Tuesday, April 10, 2012

Great practice, great weigh-in

The initial verdict: IT WORKS! 

It has only been 24 hours since I devised my new eating plan, but I already feel really good about it. Yesterday I added my practice/exercise calories into MFP in the afternoon so I would know what my food goal was. It felt like I ate A LOT - and most would not fall into the "healthy" category, but a calorie is a calorie in my book - and I stayed within my range and ate all of my calories before I left for practice at 6pm.

Sometimes I get worried that if I eat too much before practice, I will feel bogged down or get queasy. Unfortunately I think that this has led me to eat way too little before practice and get sick from not enough food energy way too often. Yesterday I was careful to stretch out what I ate and didn't eat a lot of anything at any one time.
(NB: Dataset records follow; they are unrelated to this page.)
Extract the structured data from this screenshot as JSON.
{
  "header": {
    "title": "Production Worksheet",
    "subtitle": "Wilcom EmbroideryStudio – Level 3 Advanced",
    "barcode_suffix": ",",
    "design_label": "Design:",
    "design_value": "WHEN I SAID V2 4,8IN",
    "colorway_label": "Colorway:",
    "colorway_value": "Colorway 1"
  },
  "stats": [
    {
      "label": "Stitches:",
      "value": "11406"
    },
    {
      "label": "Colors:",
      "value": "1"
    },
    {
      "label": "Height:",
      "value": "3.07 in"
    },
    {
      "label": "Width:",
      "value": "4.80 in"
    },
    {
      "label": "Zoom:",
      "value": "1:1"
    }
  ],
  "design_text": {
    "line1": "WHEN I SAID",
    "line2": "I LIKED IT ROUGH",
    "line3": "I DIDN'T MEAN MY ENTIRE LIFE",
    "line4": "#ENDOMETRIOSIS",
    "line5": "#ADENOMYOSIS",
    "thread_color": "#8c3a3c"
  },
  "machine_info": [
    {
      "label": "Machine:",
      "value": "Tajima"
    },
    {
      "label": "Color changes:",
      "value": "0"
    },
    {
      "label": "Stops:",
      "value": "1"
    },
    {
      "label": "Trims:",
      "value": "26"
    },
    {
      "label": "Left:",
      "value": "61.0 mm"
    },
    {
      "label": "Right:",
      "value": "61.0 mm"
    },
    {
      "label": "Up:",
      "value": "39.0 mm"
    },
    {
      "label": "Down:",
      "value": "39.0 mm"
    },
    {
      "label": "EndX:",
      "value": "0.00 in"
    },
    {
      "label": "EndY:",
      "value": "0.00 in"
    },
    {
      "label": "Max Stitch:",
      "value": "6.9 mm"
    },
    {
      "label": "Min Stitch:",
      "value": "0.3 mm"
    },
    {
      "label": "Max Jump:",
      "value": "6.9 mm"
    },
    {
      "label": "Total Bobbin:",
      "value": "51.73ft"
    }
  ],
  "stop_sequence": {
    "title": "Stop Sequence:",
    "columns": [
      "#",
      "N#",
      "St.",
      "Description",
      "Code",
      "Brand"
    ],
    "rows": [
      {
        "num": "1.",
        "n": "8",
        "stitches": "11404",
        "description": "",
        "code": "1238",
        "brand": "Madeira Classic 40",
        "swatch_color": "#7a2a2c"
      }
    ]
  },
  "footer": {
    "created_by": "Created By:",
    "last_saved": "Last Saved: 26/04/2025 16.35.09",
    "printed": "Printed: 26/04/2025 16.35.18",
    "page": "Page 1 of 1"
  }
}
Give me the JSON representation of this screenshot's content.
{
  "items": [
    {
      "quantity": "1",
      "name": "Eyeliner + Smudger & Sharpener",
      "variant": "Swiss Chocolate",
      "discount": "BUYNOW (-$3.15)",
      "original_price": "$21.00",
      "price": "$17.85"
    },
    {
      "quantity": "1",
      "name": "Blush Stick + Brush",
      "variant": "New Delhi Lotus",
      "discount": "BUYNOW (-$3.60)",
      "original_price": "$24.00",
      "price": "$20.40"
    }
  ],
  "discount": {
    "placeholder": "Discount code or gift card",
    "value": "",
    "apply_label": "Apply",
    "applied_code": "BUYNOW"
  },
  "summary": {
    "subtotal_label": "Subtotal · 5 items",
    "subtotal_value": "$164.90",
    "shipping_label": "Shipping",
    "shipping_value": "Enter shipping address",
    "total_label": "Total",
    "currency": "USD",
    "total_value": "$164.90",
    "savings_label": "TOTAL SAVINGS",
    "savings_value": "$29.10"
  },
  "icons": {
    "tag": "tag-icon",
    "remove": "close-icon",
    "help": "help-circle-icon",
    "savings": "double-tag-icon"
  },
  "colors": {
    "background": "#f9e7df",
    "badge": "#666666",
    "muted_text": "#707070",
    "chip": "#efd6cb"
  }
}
I also left about an hour between the last thing I ate, and practice.

So how did I feel? Great! I didn't feel laggy or worn down. I had energy the whole practice and didn't even flinch when I got sent in as a jammer on the last jam of the night after an hour of practice beforehand. I was the first out of the pack, scored 10+ points, and didn't even collapse when I came off the track. I call that success.

The icing on the cake was when I got up this morning I weighed 2 pounds less than yesterday morning! And ok, it's important to note that I had "gained" 2 pounds during this whole plateau situation, but the fact that it's gone, overnight, from eating more is A-OK as far as I am concerned.

For those of you who want the breakdown calorie-wise:

My regular food goal with no exercise is 1450 calories.
My estimated exercise expenditure was 538 calories.
The actual number of calories consumed was 1902 calories.
My net calories (food - exercise) aka the only calories that count was 1364.

And I got to eat ALL THAT FOOD!

Thus far, I am sold. More updates to come!